Patrons await an LDS temple dedication by tracking its outdoor construction process. What the public doesn’t see is the intricate workings of the interior walls.
Hannah Bradford, however, gets a firsthand look at the beauty inside the construction sites. She creates the stained-glass windows that grace the interior and exterior of temples worldwide.
Bradford, an artist at Holdman Studio at Thanksgiving Point, has worked on windows for temples in Gilbert, Arizona; Payson, Utah; Cordoba, Argentina; Rome, Italy; Sapporo, Japan and Paris, France.
Each temple and its glasswork is different in style and size. The Payson temple has more than 1,200 windows. The Cordoba Temple only has 133 windows, while the Gilbert Temple has about 300.
More temples for the LDS Church means more work for Bradford.
How it all began
Bradford graduated from BYU in 2012 from the visual arts program, with an emphasis in illustration. She moved from Utah to stay with her sister in Minnesota but eventually came back for her sister’s wedding.
When Bradford realized she financially couldn’t go back to Minnesota, she was introduced to the job at Holdman Studio.
“She’s very good with her hands,” said Bradford’s sister, Sarah Denzer. “She has a lot of skill with detail and fine-art-type of work, so I just thought she was a really good fit.”
The artist was reluctant to both start the new job and to stay in Utah but soon realized it was a part of her plan.
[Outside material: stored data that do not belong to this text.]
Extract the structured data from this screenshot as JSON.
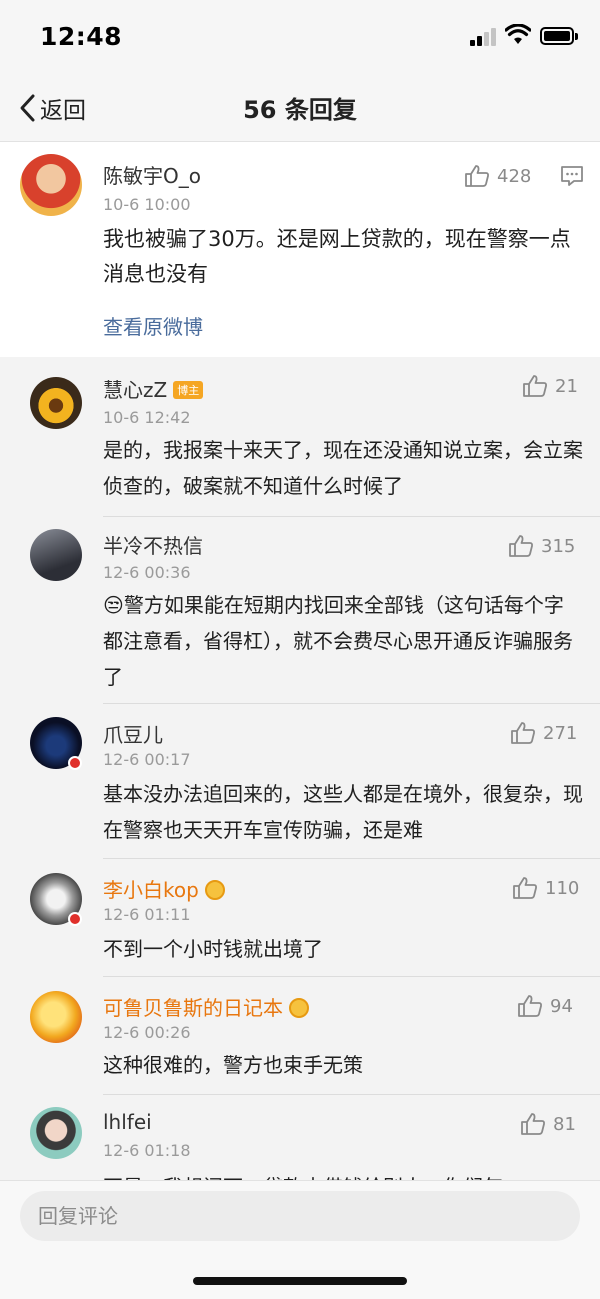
{
  "status": {
    "time": "12:48"
  },
  "nav": {
    "back_label": "返回",
    "title": "56 条回复"
  },
  "main_comment": {
    "username": "陈敏宇O_o",
    "time": "10-6 10:00",
    "text": "我也被骗了30万。还是网上贷款的，现在警察一点消息也没有",
    "likes": "428",
    "view_original": "查看原微博"
  },
  "replies": [
    {
      "username": "慧心zZ",
      "badge": "博主",
      "time": "10-6 12:42",
      "text": "是的，我报案十来天了，现在还没通知说立案，会立案侦查的，破案就不知道什么时候了",
      "likes": "21"
    },
    {
      "username": "半冷不热信",
      "time": "12-6 00:36",
      "text": "😒警方如果能在短期内找回来全部钱（这句话每个字都注意看，省得杠），就不会费尽心思开通反诈骗服务了",
      "likes": "315"
    },
    {
      "username": "爪豆儿",
      "time": "12-6 00:17",
      "text": "基本没办法追回来的，这些人都是在境外，很复杂，现在警察也天天开车宣传防骗，还是难",
      "likes": "271"
    },
    {
      "username": "李小白kop",
      "time": "12-6 01:11",
      "text": "不到一个小时钱就出境了",
      "likes": "110"
    },
    {
      "username": "可鲁贝鲁斯的日记本",
      "time": "12-6 00:26",
      "text": "这种很难的，警方也束手无策",
      "likes": "94"
    },
    {
      "username": "lhlfei",
      "time": "12-6 01:18",
      "text": "不是，我想问下，贷款去借钱给别人，你们怎",
      "likes": "81"
    }
  ],
  "input": {
    "placeholder": "回复评论"
  },
  "colors": {
    "link": "#4a6c9c",
    "vip_name": "#e8770f",
    "badge": "#f5a623"
  }
}
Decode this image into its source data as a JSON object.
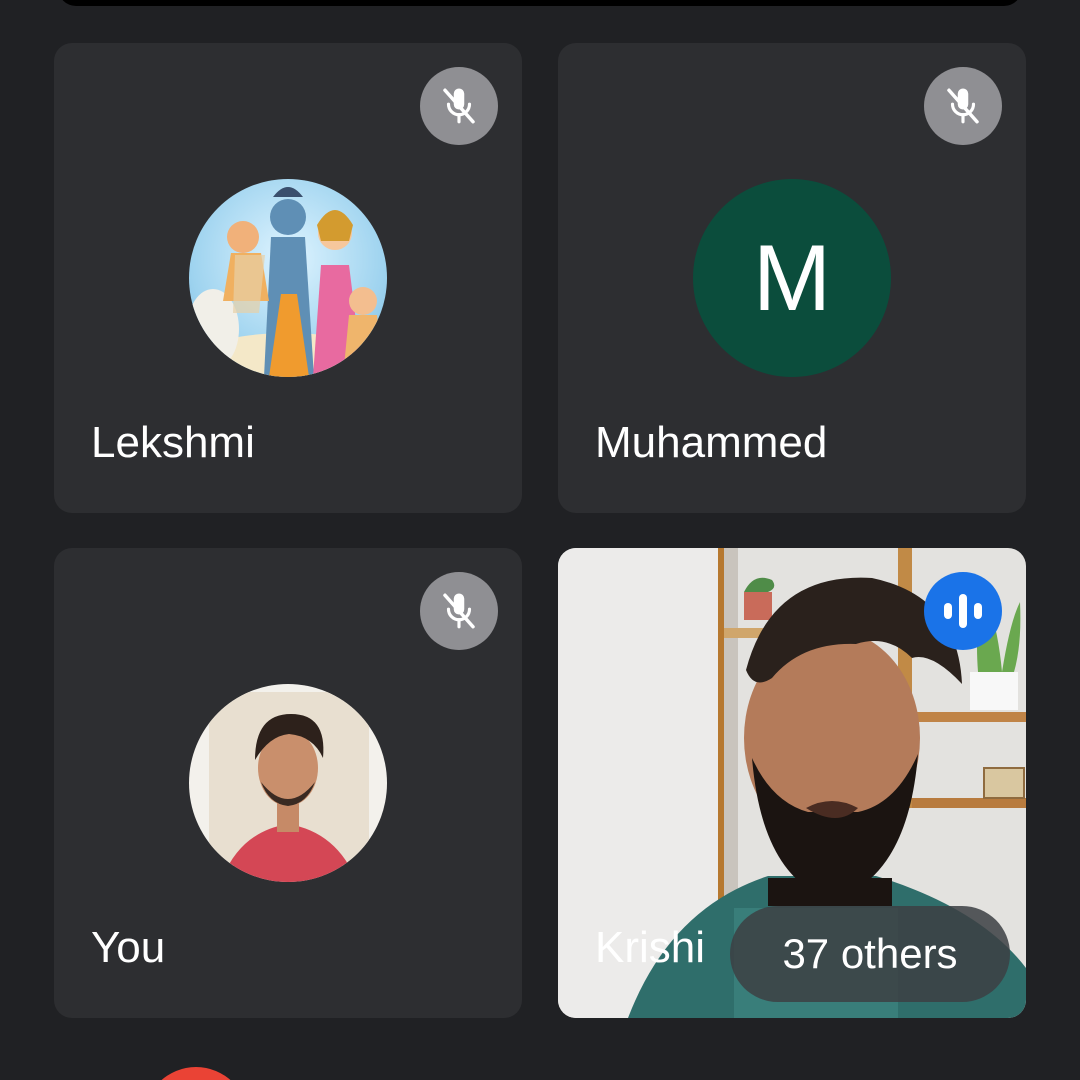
{
  "participants": [
    {
      "name": "Lekshmi",
      "mic": "muted",
      "avatar": "photo",
      "icon": "mic-off-icon"
    },
    {
      "name": "Muhammed",
      "mic": "muted",
      "avatar": "letter",
      "initial": "M",
      "avatar_color": "#0b4d3c",
      "icon": "mic-off-icon"
    },
    {
      "name": "You",
      "mic": "muted",
      "avatar": "photo",
      "icon": "mic-off-icon"
    },
    {
      "name": "Krishi",
      "mic": "speaking",
      "avatar": "video",
      "icon": "audio-level-icon"
    }
  ],
  "others_chip": {
    "label": "37 others"
  },
  "colors": {
    "background": "#202124",
    "tile": "#2d2e31",
    "mute_badge": "#8f8f93",
    "speaking_badge": "#1a73e8",
    "end_call": "#ea4335"
  }
}
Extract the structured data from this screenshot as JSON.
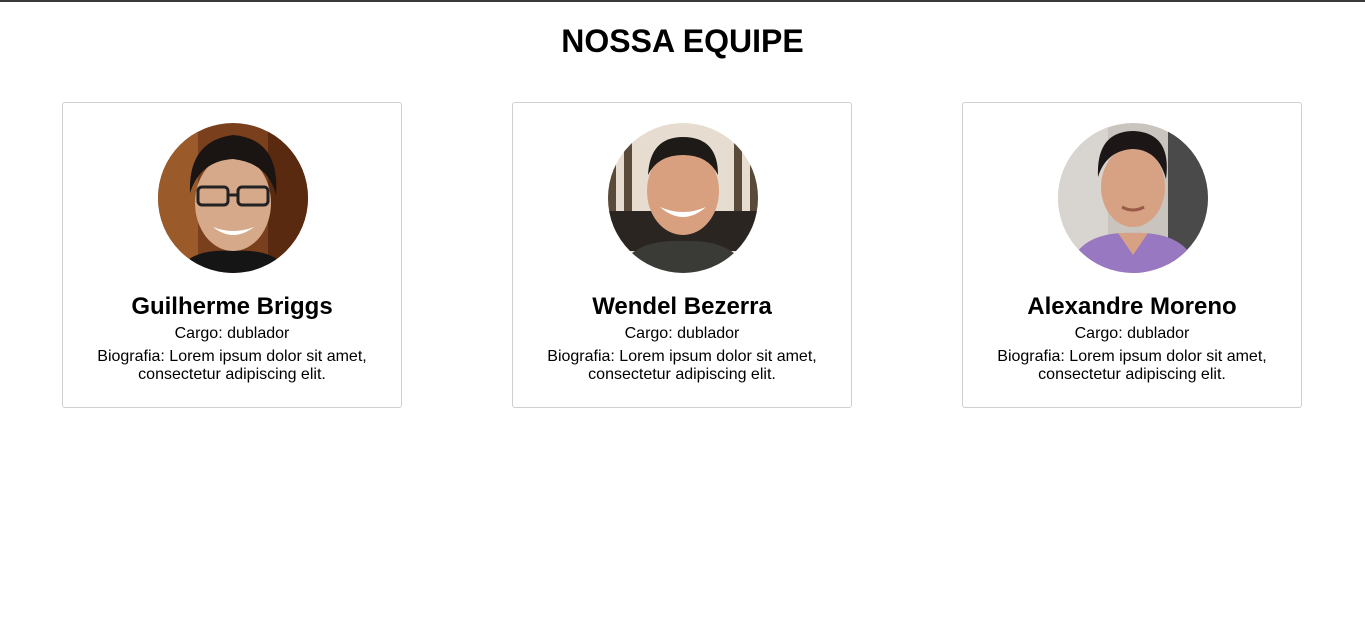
{
  "page": {
    "title": "NOSSA EQUIPE"
  },
  "team": [
    {
      "name": "Guilherme Briggs",
      "role": "Cargo: dublador",
      "bio": "Biografia: Lorem ipsum dolor sit amet, consectetur adipiscing elit."
    },
    {
      "name": "Wendel Bezerra",
      "role": "Cargo: dublador",
      "bio": "Biografia: Lorem ipsum dolor sit amet, consectetur adipiscing elit."
    },
    {
      "name": "Alexandre Moreno",
      "role": "Cargo: dublador",
      "bio": "Biografia: Lorem ipsum dolor sit amet, consectetur adipiscing elit."
    }
  ]
}
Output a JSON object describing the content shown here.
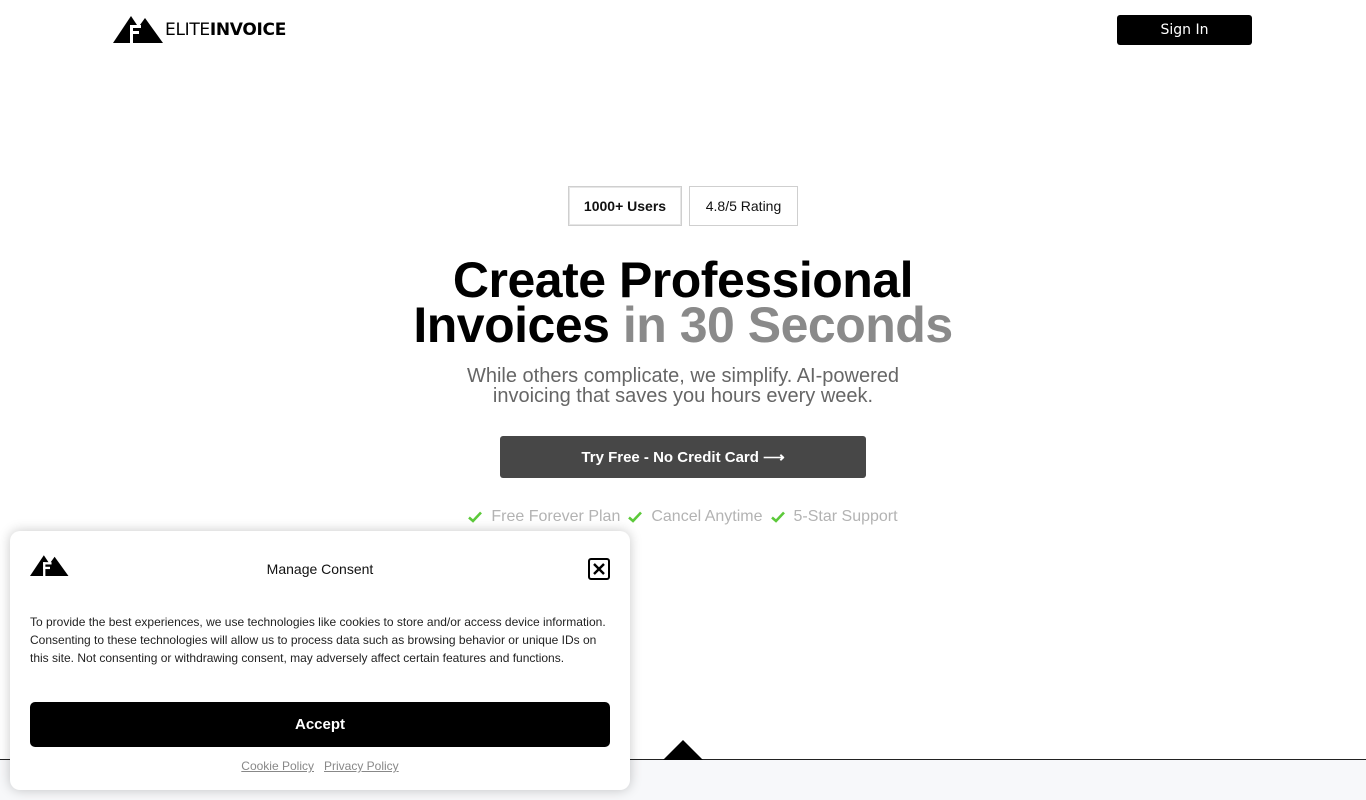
{
  "header": {
    "logo_light": "ELITE",
    "logo_bold": "INVOICE",
    "signin_label": "Sign In"
  },
  "badges": [
    "1000+ Users",
    "4.8/5 Rating"
  ],
  "hero": {
    "headline_line1": "Create Professional",
    "headline_line2_dark": "Invoices",
    "headline_line2_grey": "in 30 Seconds",
    "subhead_line1": "While others complicate, we simplify. AI-powered",
    "subhead_line2": "invoicing that saves you hours every week.",
    "cta_label": "Try Free - No Credit Card ⟶"
  },
  "features": [
    "Free Forever Plan",
    "Cancel Anytime",
    "5-Star Support"
  ],
  "consent": {
    "title": "Manage Consent",
    "body": "To provide the best experiences, we use technologies like cookies to store and/or access device information. Consenting to these technologies will allow us to process data such as browsing behavior or unique IDs on this site. Not consenting or withdrawing consent, may adversely affect certain features and functions.",
    "accept_label": "Accept",
    "cookie_policy": "Cookie Policy",
    "privacy_policy": "Privacy Policy"
  },
  "colors": {
    "accent_grey": "#8a8a8a",
    "cta_bg": "#474747",
    "check_green": "#5cc93a"
  }
}
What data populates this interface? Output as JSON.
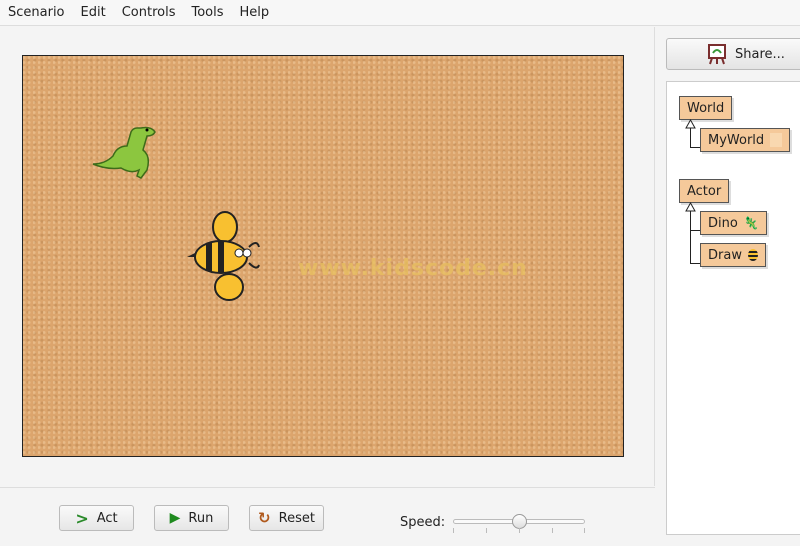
{
  "menu": [
    "Scenario",
    "Edit",
    "Controls",
    "Tools",
    "Help"
  ],
  "world": {
    "watermark": "www.kidscode.cn",
    "actors": [
      "dino",
      "bee"
    ],
    "background_color": "#dca56d"
  },
  "controls": {
    "act": "Act",
    "run": "Run",
    "reset": "Reset",
    "speed_label": "Speed:",
    "speed_value": 50
  },
  "sidebar": {
    "share": "Share...",
    "world_classes": {
      "base": "World",
      "sub": [
        "MyWorld"
      ]
    },
    "actor_classes": {
      "base": "Actor",
      "sub": [
        "Dino",
        "Draw"
      ]
    },
    "class_color": "#f5c99a"
  }
}
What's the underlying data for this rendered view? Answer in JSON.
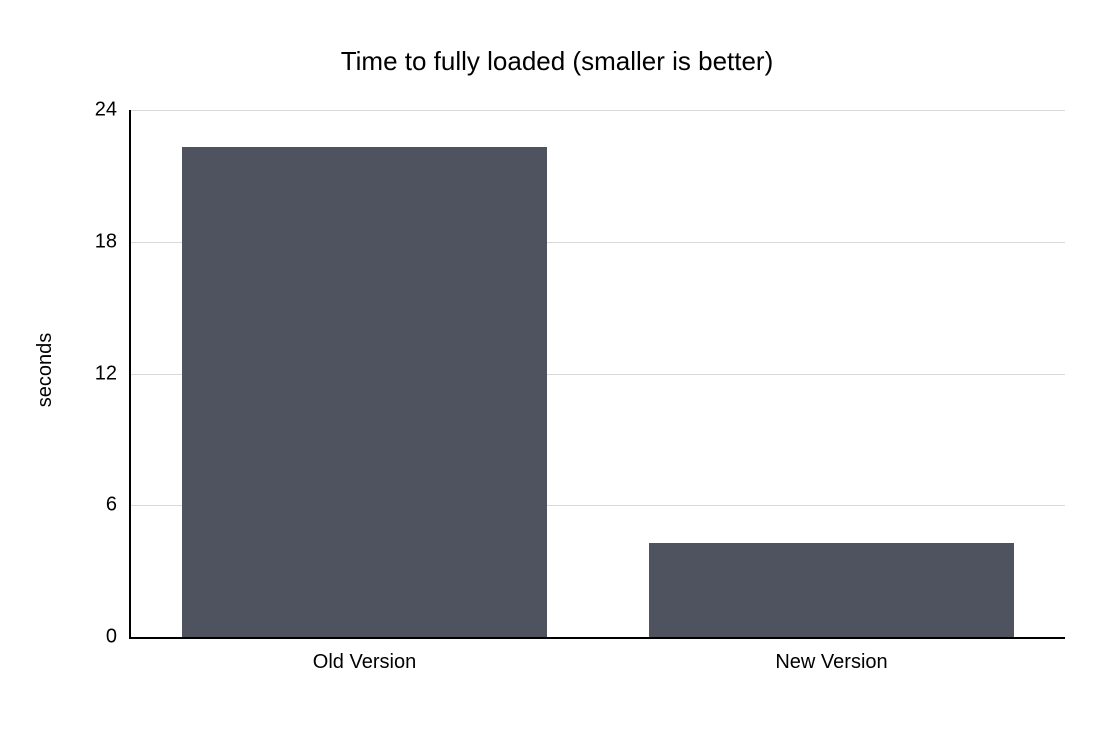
{
  "chart_data": {
    "type": "bar",
    "title": "Time to fully loaded (smaller is better)",
    "ylabel": "seconds",
    "xlabel": "",
    "categories": [
      "Old Version",
      "New Version"
    ],
    "values": [
      22.3,
      4.3
    ],
    "yticks": [
      0,
      6,
      12,
      18,
      24
    ],
    "ylim": [
      0,
      24
    ],
    "grid": true,
    "bar_color": "#4e535f",
    "grid_color": "#d9d9d9"
  }
}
“It’s not quite what I studied,” Bradford said. “But it keeps my creative juices flowing.”
Denzer, who also works at the studio, trained her sister in the process and said she is one of the most efficient workers at the studio.
“Some people are so detailed, and everything has to be so accurate that they tend to fall behind on production because they want to have the best of the best, which is great,” Denzer said. “But Hannah has found a way to balance that good skill with details along with speed.”
The project manager at the studio, Jackson Mecham, said Bradford is an ideal worker. “She knows her craft very well,” he said. “She’s not one of the most tenured employees, but she has been a very fast learner. She’s definitely one of the people I rely on the most in the projects.”
Bradford said a temple stained-glass window project begins when a studio makes a bid to the Church with a time frame and a budget in which it can do a project. The Church decides on a bid and sends a basic design to the studio.
That design becomes the main template for designing more elaborate windows. Artists at the studio start creating the windows when the Church approves them.
Most temple stained-glass windows are made of pieces cut out from sheets of colored glass. A machine called a water jet shoots water and sand at a certain speed to cut out the pieces.
The water jet is used for mass-produced pieces, but artists also use a tool to cut out pieces when they want a particular color pattern on a spot of the sheet of glass.
Bradford mainly works in the most precise part of making the windows: the building process.
She assembles the window using narrow strips of lead called lead channels. The channels have breaks that act as holders for the glass. The lead bends to fit the shape of each glass piece.
Once she lays each piece down to form the window, Bradford uses flux, a type of wax, to stick solder, a metal made of 60 percent lead and 40 percent tin, to joints in the channels. The soldering iron melts the channels together.
Bradford said making the windows isn’t difficult to learn, but having an artistic background makes it easier to pick up.
“They want you to be precise,” she said. “You can’t have gaps in your window because when you put down the iron, the solder would go all over the place. So you have to be quick about it, but you also have to produce quality work.”
Bradford said her ultimate goal is to do freelance artwork, but she said it’s near-impossible.
“There are a handful of people who can do their own stuff and put it in galleries,” Bradford said. “But my style of art isn’t like that.”
Bradford said she doesn’t have a single style, but she likes to work with ink and paint, doing figures. She likes to make things look real but adds her own flair to it. Bradford wants to make a book of her childhood, but without words.
Seeing finished windows at the temple brings Bradford deep satisfaction. “When you go in it’s the most amazing thing,” she said. “You go in and you’re like, ‘Ah, I’m in the celestial room! I’m looking at a window that I built.’ It’s intense.”
Temple dedications inspire Bradford to see the value in what sometimes seems like “just” work.
“When they dedicate a temple that you’ve worked on, the Lord (knows and) is accepting the work that you put into it,” she said. “It’s like Heavenly Father is saying, ‘It’s beautiful, and it’s my home.’ And that’s cool. Really cool.”